First and foremost, "Matchstick Men" is a wonder of brilliant lead performances, each one breathing distinctive life into their fresh roles. Coming off his Oscar-nominated role in 2002's best film, "Adaptation
," Nicolas Cage is note-perfect as Roy Waller, faithfully gracing him with all the physical tics and personal flaws that afflict him. When Roy discovers the joy of being a parent, he yearns to move out of the con business but isn't sure how. Cage is at the top of his game in every scene, garnering big laughs when they are called for and an emotional depth and originality of character one rarely sees in mainstream Hollywood.
Matching him every step of the way is 23-year-old Alison Lohman (2002's "White Oleander
"), who is called up to play someone almost ten years younger than she and, amazingly, makes it completely believable. With the looks, speech, and mannerisms of a young teenager wise beyond her years but with an inexperienced naivete underneath the surface, Lohman hits her role of Angela squarely on the head and makes it her own. Having only one other major lead role under her belt, Lohman easily cements herself as one of the most versatile and talented young actresses working today.

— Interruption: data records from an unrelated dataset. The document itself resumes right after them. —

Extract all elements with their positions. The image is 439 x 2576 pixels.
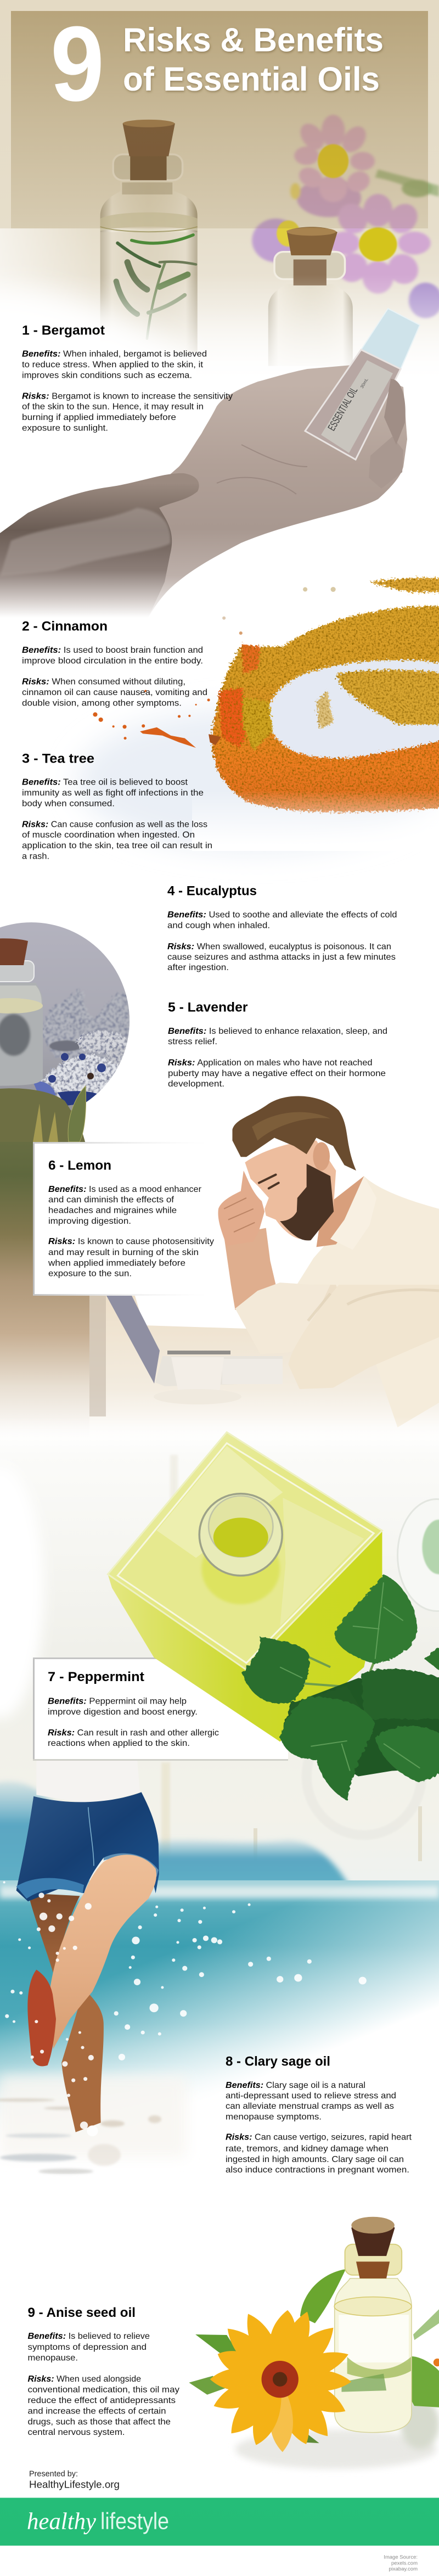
benefits text xyxy=(48,1697,198,1717)
benefits text: Benefits: Peppermint oil may help xyxy=(48,1697,187,1706)
illustration: flower and oil bottle xyxy=(189,2217,439,2469)
risks text: exposure to sunlight. xyxy=(22,424,108,433)
title xyxy=(50,4,384,124)
section 4: eucalyptus xyxy=(167,884,397,972)
ear xyxy=(313,1142,330,1171)
benefits text xyxy=(27,2332,150,2363)
risks text: rate, tremors, and kidney damage when xyxy=(226,2144,389,2153)
benefits text: can alleviate menstrual cramps as well as xyxy=(226,2102,394,2111)
title panel overlay xyxy=(11,11,428,228)
risks text xyxy=(22,820,212,861)
risks text: double vision, among other symptoms. xyxy=(22,698,182,708)
background: white wood table xyxy=(0,1416,439,1894)
forearm xyxy=(224,1228,276,1310)
powder ring xyxy=(212,578,439,812)
icon: glass dish xyxy=(307,1499,439,1835)
oil bottle xyxy=(334,2217,412,2433)
lavender circle image xyxy=(0,922,130,1111)
heading: 8 - Clary sage oil xyxy=(226,2054,330,2069)
desk scene xyxy=(89,1285,439,1444)
marigold flower xyxy=(210,2308,352,2452)
risks text xyxy=(167,942,396,972)
presented by credit: Presented by: xyxy=(29,2469,78,2479)
risks text: cinnamon oil can cause nausea, vomiting and xyxy=(22,688,207,697)
icon: small cork bottle xyxy=(268,227,353,366)
face xyxy=(245,1140,336,1239)
neck xyxy=(317,1176,373,1247)
benefits text: Benefits: Is believed to enhance relaxation, sleep, and xyxy=(168,1027,387,1036)
risks text: Risks: Application on males who have not reached xyxy=(168,1059,373,1067)
image source credit xyxy=(384,2555,418,2572)
benefits text: Benefits: Is used to boost brain function and xyxy=(22,646,203,655)
section 5: lavender xyxy=(168,1000,387,1089)
benefits text: symptoms of depression and xyxy=(27,2343,147,2352)
title text: of Essential Oils xyxy=(123,60,380,98)
icon: roller bottle: ESSENTIAL OIL xyxy=(326,385,360,433)
surface shadow xyxy=(235,2430,437,2469)
benefits text: Benefits: Is believed to relieve xyxy=(27,2332,150,2341)
section 8: clary sage oil xyxy=(226,2054,412,2175)
risks text xyxy=(27,2375,179,2437)
heading: 2 - Cinnamon xyxy=(22,619,108,634)
risks text: Risks: Is known to cause photosensitivity xyxy=(48,1237,214,1246)
risks text: central nervous system. xyxy=(27,2428,125,2437)
risks text: when applied immediately before xyxy=(48,1259,185,1268)
sand foam xyxy=(0,2075,187,2158)
risks text: development. xyxy=(168,1079,224,1089)
benefits text: Benefits: Tea tree oil is believed to boost xyxy=(22,778,188,787)
section 9: anise seed oil xyxy=(27,2305,179,2437)
image source credit: pexels.com xyxy=(391,2560,418,2566)
title text xyxy=(123,21,384,98)
background: top bottles and flowers photo xyxy=(0,0,439,401)
risks text xyxy=(22,677,207,708)
hand on forehead xyxy=(218,1171,264,1246)
front leg xyxy=(50,1855,156,2049)
benefits text xyxy=(226,2081,396,2122)
section 1: bergamot xyxy=(22,323,233,433)
benefits text: headaches and migraines while xyxy=(48,1206,177,1216)
footer band with logo xyxy=(0,2498,439,2546)
illustration: hands holding essential oil bottle xyxy=(0,309,420,620)
distant hills xyxy=(0,1782,349,1889)
risks text: Risks: Can cause confusion as well as the loss xyxy=(22,820,207,829)
risks text xyxy=(22,391,233,433)
risks text: after ingestion. xyxy=(167,963,229,972)
icon: square oil bottle xyxy=(108,1432,382,1741)
benefits text: and cough when inhaled. xyxy=(167,921,270,930)
illustration: spice powder ring xyxy=(77,578,439,851)
benefits text: body when consumed. xyxy=(22,799,115,808)
leaves xyxy=(189,2269,439,2443)
shirt torso xyxy=(297,1176,439,1427)
benefits text xyxy=(22,646,203,665)
benefits text: menopause symptoms. xyxy=(226,2113,322,2122)
benefits text: Benefits: Clary sage oil is a natural xyxy=(226,2081,365,2090)
big number nine: 9 xyxy=(50,4,104,124)
section 7: peppermint xyxy=(48,1670,219,1748)
benefits text: improve digestion and boost energy. xyxy=(48,1707,198,1717)
section 3: tea tree xyxy=(22,751,212,861)
risks text: also induce contractions in pregnant women. xyxy=(226,2165,409,2175)
risks text xyxy=(168,1059,386,1089)
pale table surface xyxy=(77,708,439,851)
plant strip xyxy=(0,1088,110,1438)
risks text: Risks: Can cause vertigo, seizures, rapid heart xyxy=(226,2132,412,2142)
heading: 5 - Lavender xyxy=(168,1000,248,1015)
heading: 1 - Bergamot xyxy=(22,323,105,338)
risks text: burning if applied immediately before xyxy=(22,413,176,422)
benefits text xyxy=(22,350,207,380)
icon: holding hand xyxy=(88,365,407,618)
risks text xyxy=(48,1237,214,1279)
foot sole xyxy=(27,1970,56,2067)
laptop xyxy=(106,1296,283,1404)
benefits text xyxy=(48,1185,202,1226)
white shirt xyxy=(36,1760,140,1805)
icon: roller bottle xyxy=(305,309,420,460)
upper arm sleeve xyxy=(289,1285,439,1389)
risks text: Risks: Can result in rash and other allergic xyxy=(48,1728,219,1738)
risks text: conventional medication, this oil may xyxy=(27,2385,179,2395)
risks text: exposure to the sun. xyxy=(48,1269,132,1279)
risks text: Risks: When used alongside xyxy=(27,2375,141,2384)
icon: thumb and fingers xyxy=(369,436,403,489)
hair xyxy=(232,1096,356,1171)
benefits text: and can diminish the effects of xyxy=(48,1195,175,1205)
benefits text: immunity as well as fight off infections in the xyxy=(22,788,204,798)
logo: healthy lifestyle: lifestyle xyxy=(100,2508,169,2535)
heading: 4 - Eucalyptus xyxy=(167,884,257,899)
risks text: cause seizures and asthma attacks in just a few minutes xyxy=(167,953,396,962)
plant overlay and leaf xyxy=(0,1088,85,1142)
illustration: beach and sea xyxy=(0,1782,439,2256)
icon: pink and purple daisies xyxy=(252,115,439,318)
risks text: ingested in high amounts. Clary sage oil can xyxy=(226,2155,404,2164)
panel: 6 lemon background xyxy=(33,1142,236,1296)
benefits text: improving digestion. xyxy=(48,1217,131,1226)
risks text: of the skin to the sun. Hence, it may result in xyxy=(22,402,204,412)
heading: 3 - Tea tree xyxy=(22,751,94,766)
beard xyxy=(280,1164,334,1240)
heading: 6 - Lemon xyxy=(48,1158,111,1173)
benefits text: anti-depressant used to relieve stress and xyxy=(226,2091,396,2101)
risks text: reactions when applied to the skin. xyxy=(48,1739,190,1748)
benefits text: Benefits: Is used as a mood enhancer xyxy=(48,1185,202,1194)
image source credit: Image Source: xyxy=(384,2555,418,2561)
section 6: lemon xyxy=(48,1158,214,1279)
sea xyxy=(0,1880,439,2144)
benefits text: to reduce stress. When applied to the skin, it xyxy=(22,360,204,369)
shirt collar xyxy=(330,1176,376,1250)
risks text: puberty may have a negative effect on their hormone xyxy=(168,1069,386,1078)
benefits text: Benefits: When inhaled, bergamot is believed xyxy=(22,350,207,359)
benefits text: improves skin conditions such as eczema. xyxy=(22,371,192,380)
section: left image plant strip and laptop desk xyxy=(0,917,439,1444)
rolled sleeve xyxy=(235,1283,330,1354)
benefits text xyxy=(22,778,204,808)
bottle neck xyxy=(199,1494,282,1576)
icon: large cork bottle with sprig xyxy=(100,120,198,352)
icon: mint leaves xyxy=(242,1574,439,1800)
back leg upper xyxy=(28,1893,80,1978)
benefits text: Benefits: Used to soothe and alleviate the effects of cold xyxy=(167,910,397,920)
icon: pointing hand xyxy=(0,473,199,620)
illustration: glass dish and mint bottle xyxy=(108,1432,439,1835)
risks text: Risks: Bergamot is known to increase the sensitivity xyxy=(22,391,233,401)
water droplets xyxy=(3,1881,367,2136)
benefits text xyxy=(168,1027,387,1046)
heading: 7 - Peppermint xyxy=(48,1670,144,1684)
heading: 9 - Anise seed oil xyxy=(27,2305,136,2320)
benefits text: menopause. xyxy=(27,2353,78,2363)
risks text: and increase the effects of certain xyxy=(27,2406,166,2416)
benefits text: stress relief. xyxy=(168,1037,217,1046)
benefits text: improve blood circulation in the entire body. xyxy=(22,656,203,665)
icon: roller bottle: 30mL xyxy=(359,377,369,389)
scattered spice specks xyxy=(93,587,336,748)
risks text xyxy=(226,2132,412,2175)
bottle xyxy=(0,938,43,1086)
blurred flowers xyxy=(43,988,130,1062)
denim shorts xyxy=(16,1792,159,1901)
risks text: of muscle coordination when ingested. On xyxy=(22,831,195,840)
section 2: cinnamon xyxy=(22,619,207,708)
logo: healthy lifestyle: healthy xyxy=(27,2509,97,2535)
risks text: Risks: When swallowed, eucalyptus is poisonous. It can xyxy=(167,942,391,951)
presented by credit xyxy=(29,2469,120,2490)
risks text: a rash. xyxy=(22,852,49,861)
back leg lower xyxy=(61,1989,104,2132)
benefits text xyxy=(167,910,397,930)
panel: 7 peppermint background xyxy=(33,1657,288,1761)
bright wall behind laptop xyxy=(132,1285,247,1329)
illustration: woman splashing on the beach xyxy=(3,1760,367,2136)
risks text: application to the skin, tea tree oil can result in xyxy=(22,841,212,850)
risks text xyxy=(48,1728,219,1748)
image source credit: pixabay.com xyxy=(389,2566,418,2572)
presented by credit: HealthyLifestyle.org xyxy=(29,2479,120,2490)
title text: Risks & Benefits xyxy=(123,21,384,58)
risks text: and may result in burning of the skin xyxy=(48,1248,199,1257)
coffee cup xyxy=(171,1357,224,1392)
illustration: stressed man at laptop xyxy=(218,1096,439,1427)
risks text: Risks: When consumed without diluting, xyxy=(22,677,185,687)
logo: healthy lifestyle xyxy=(27,2508,169,2535)
risks text: reduce the effect of antidepressants xyxy=(27,2396,176,2405)
eyebrow and closed eye xyxy=(259,1175,279,1188)
risks text: drugs, such as those that affect the xyxy=(27,2417,171,2427)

The father-daughter relationship between Roy and Angela, loosely recalling the one between Ryan O'Neal and Tatum O'Neal in 1973's "Paper Moon," is the heart and soul of "Matchstick Men." In the ways that Roy and Angela relate to one another, first with a yearning hesitancy and then with an unmistakable casualness, and in the way that Roy occasionally loses his temper and says things to Angela without meaning them, this is one of the more lovely cinematic parent-child depictions in quite some time.
Filling out the lead trio, Sam Rockwell (2001's "Heist
") exudes the same quirky coolness he is getting to be known for as Frank Mercer. Frank does not have as much screentime as Cage or Lohman, but in the way he looks up to Roy while at the same time having to act as his guiding light through Roy's rough patches, he is an indelible character who makes his every moment count. If the sign of a charismatic actor is their ability to brighten every scene in which they appear, then Rockwell has this gift in spades.
Had "Matchstick Men" followed on the same course it had set up through its climax, then it would undoubtedly be one of the stronger motion pictures of 2003. Unfortunately, director Ridley Scott betrays his audience and the time they have invested in this story for no apparent reason other than to offer a surprising twist ending. It cannot be denied that the concluding ten minutes are, indeed, unexpected, but they are also gimmick-ridden and ludicrous, putting a severe damper on everything that has come before. The characters, as well as the viewers, are not treated with the respect they deserve, and we instantly stop caring because of it.
As wonderful as the vast majority of "Matchstick Men" is, it is just as abysmal in its cumulative effect, transforming an innovative, heartfelt, purely human tale into one that is as shallow as every con film that has come before it. For the sheer promise it held for so long, and its jarring plunge into maddening mediocrity by the end credits roll, "Matchstick Men" may just rank as the most disappointing film of the year.